In modern terms we can translate ‘potency’ (in the sloka) as cholesterol.



Leave a comment


  1. It is so difficult to translate and interpret the old terms, outside or in the absence of the practising ( living) traditions. Besides, in many cases, the terms have remained, but the contents have radically changed. Take ghee for instance. In the days of Chanakya, ghee meant only the ghee from indigenous cow’s milk. Those cows were also allowed to graze freely, and eat naturally from open fields. They were also fed other special items like cotton seeds, grain husk, vegetable peelings, oil seed cakes, etc. Today all this has radically changed. They are fed commercially made feeds, about whose chemical composition no one is sure. Europeans even fed cows with meat, which resulted in ‘mad cow’ epidemic. Further in India we have imported foreign breeds of cows in large numbers. It is said that the fat content in their milk does not agree with our DNA. How then can we take the old word milk or ghee as meaning the same stuff now?
    This cholesterol is also ugly business. There is no consensus on its bad effects any longer. We in India merely accept what the pale faces say, without critical examination. When they said oil was bad for heart, we never questioned which oil. it has been pointed out that in the United States, heart problems increased after the second decade of the last century when they started using cheap imported palm oils. Unrefined olive oil has always been held good.
    In India, we adopted refined and hydrogenated oils blindly in the name of progress. Mahatma Gandhi railed against both, but the Gandhi caps who ruled did not listen. We simply repeat what the westerners say. it is doubtful if any independent studies have been conducted in India about the effects of unrefined native Indian oils like mustard , groundnut and gingelly oils. Even these are now commercially (chemically ) grown, and hence may be devoid of their original nourishing properties. These oils available in the open market are freely adulterated.
    The same problems afflict the leaves, and herbs of our plants. Recently there were reports in the Press that many of the Ayurvedic medicines are not effective as the basic herbs are commercially grown with lot of chemical inputs, which interfere with their original curative properties.
    So it seems when we use the old terms like milk, ghee, etc, we have to suitably qualify them.

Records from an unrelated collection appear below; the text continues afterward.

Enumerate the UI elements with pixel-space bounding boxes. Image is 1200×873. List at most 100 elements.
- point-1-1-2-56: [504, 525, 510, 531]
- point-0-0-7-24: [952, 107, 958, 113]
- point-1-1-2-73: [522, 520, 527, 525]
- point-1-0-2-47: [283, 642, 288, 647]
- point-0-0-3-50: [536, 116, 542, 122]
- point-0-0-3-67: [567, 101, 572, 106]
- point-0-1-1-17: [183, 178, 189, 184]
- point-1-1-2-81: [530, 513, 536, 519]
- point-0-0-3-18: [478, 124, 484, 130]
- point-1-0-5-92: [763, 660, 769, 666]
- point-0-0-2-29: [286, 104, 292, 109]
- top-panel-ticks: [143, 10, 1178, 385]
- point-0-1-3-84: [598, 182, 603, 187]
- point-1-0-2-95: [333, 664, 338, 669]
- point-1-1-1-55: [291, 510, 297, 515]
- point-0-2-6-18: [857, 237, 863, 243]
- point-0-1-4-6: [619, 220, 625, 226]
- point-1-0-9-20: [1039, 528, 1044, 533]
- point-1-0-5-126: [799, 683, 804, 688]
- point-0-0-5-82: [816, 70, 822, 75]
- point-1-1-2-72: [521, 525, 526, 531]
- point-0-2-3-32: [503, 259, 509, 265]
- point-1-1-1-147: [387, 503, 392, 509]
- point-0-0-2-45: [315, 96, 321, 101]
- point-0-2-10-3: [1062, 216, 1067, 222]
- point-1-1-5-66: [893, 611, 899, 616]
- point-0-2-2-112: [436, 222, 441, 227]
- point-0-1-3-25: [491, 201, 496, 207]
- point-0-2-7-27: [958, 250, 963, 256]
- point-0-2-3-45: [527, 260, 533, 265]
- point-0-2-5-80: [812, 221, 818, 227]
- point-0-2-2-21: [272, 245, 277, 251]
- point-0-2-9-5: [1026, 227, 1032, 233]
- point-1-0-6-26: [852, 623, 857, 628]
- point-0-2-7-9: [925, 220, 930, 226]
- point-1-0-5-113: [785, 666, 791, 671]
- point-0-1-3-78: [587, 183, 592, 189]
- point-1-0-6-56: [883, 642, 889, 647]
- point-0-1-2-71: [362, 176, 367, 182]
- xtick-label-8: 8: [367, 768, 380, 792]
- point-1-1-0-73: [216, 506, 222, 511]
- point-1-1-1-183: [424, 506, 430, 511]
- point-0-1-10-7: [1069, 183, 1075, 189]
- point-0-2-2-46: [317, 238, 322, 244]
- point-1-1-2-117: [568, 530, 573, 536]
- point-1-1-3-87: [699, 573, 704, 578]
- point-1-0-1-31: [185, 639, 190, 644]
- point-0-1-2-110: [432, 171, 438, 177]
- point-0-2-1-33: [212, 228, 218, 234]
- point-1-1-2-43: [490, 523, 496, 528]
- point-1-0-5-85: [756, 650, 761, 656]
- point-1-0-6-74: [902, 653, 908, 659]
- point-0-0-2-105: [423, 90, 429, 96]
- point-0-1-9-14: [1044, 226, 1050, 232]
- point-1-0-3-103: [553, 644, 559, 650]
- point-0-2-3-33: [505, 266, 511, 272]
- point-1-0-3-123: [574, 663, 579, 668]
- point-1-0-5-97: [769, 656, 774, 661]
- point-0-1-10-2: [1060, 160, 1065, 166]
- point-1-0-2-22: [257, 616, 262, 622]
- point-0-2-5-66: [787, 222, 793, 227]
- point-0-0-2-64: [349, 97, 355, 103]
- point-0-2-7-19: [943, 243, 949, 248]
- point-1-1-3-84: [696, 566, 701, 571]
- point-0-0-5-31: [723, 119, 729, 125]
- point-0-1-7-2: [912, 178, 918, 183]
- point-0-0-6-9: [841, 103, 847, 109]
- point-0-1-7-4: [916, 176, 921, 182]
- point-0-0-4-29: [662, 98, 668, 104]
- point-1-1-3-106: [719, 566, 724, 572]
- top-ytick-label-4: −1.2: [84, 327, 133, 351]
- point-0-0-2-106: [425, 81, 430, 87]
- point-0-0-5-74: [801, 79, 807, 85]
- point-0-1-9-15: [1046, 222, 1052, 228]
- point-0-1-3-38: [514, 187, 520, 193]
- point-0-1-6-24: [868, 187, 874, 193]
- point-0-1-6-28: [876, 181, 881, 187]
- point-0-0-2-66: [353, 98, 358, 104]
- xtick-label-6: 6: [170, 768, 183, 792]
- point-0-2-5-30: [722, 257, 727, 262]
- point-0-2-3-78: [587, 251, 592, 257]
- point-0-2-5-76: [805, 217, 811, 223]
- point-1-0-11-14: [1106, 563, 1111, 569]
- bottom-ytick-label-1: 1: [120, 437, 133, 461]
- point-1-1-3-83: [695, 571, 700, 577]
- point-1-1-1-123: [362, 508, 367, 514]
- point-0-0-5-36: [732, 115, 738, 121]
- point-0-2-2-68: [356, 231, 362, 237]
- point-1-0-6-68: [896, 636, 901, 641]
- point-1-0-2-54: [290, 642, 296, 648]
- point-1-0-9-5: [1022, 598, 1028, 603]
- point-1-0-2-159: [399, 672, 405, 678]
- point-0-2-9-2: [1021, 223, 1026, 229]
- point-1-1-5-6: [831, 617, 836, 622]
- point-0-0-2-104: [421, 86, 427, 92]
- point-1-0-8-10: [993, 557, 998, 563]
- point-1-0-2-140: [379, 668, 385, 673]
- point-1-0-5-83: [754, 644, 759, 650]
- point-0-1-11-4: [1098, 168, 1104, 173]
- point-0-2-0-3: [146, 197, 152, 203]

  2. Incidentally, vegetables have another angle. The modern way is to regard their nutritional value. In India, we consider their ‘guna’- a word difficult to translate. Vegetables are related to the five elements. As the body too is composed of the five elements , they interact. In the process, some vegetables may not suit some constitutions, may affect the different elements in the body adversely. For instance, brinjal promotes internal heat ( may result in piles for some), bitter gourd may aggravate ‘pitta’ in some; most roots lead to gas, especially in the middle-aged, some vegetables produce chill ( resulting in cold ) etc. Thus this caution about vegetable is related to the constitution of the individual. Besides, the same vegetable raised in two different locations may not give the same effect. Groundnut grown in certain regions lead to ‘pitta’ for some people. ( neutralised in part with jaggery). Anyway, most vegetables are now grown commercially in India with liberal and indiscriminate use of chemicals like pesticides which are not water soluble. Many are also genetically modified, whose long term effects on humans even the so called scientists do not know. Thus vegetables are really a source of illness today, and have to be consumed with caution and in moderation.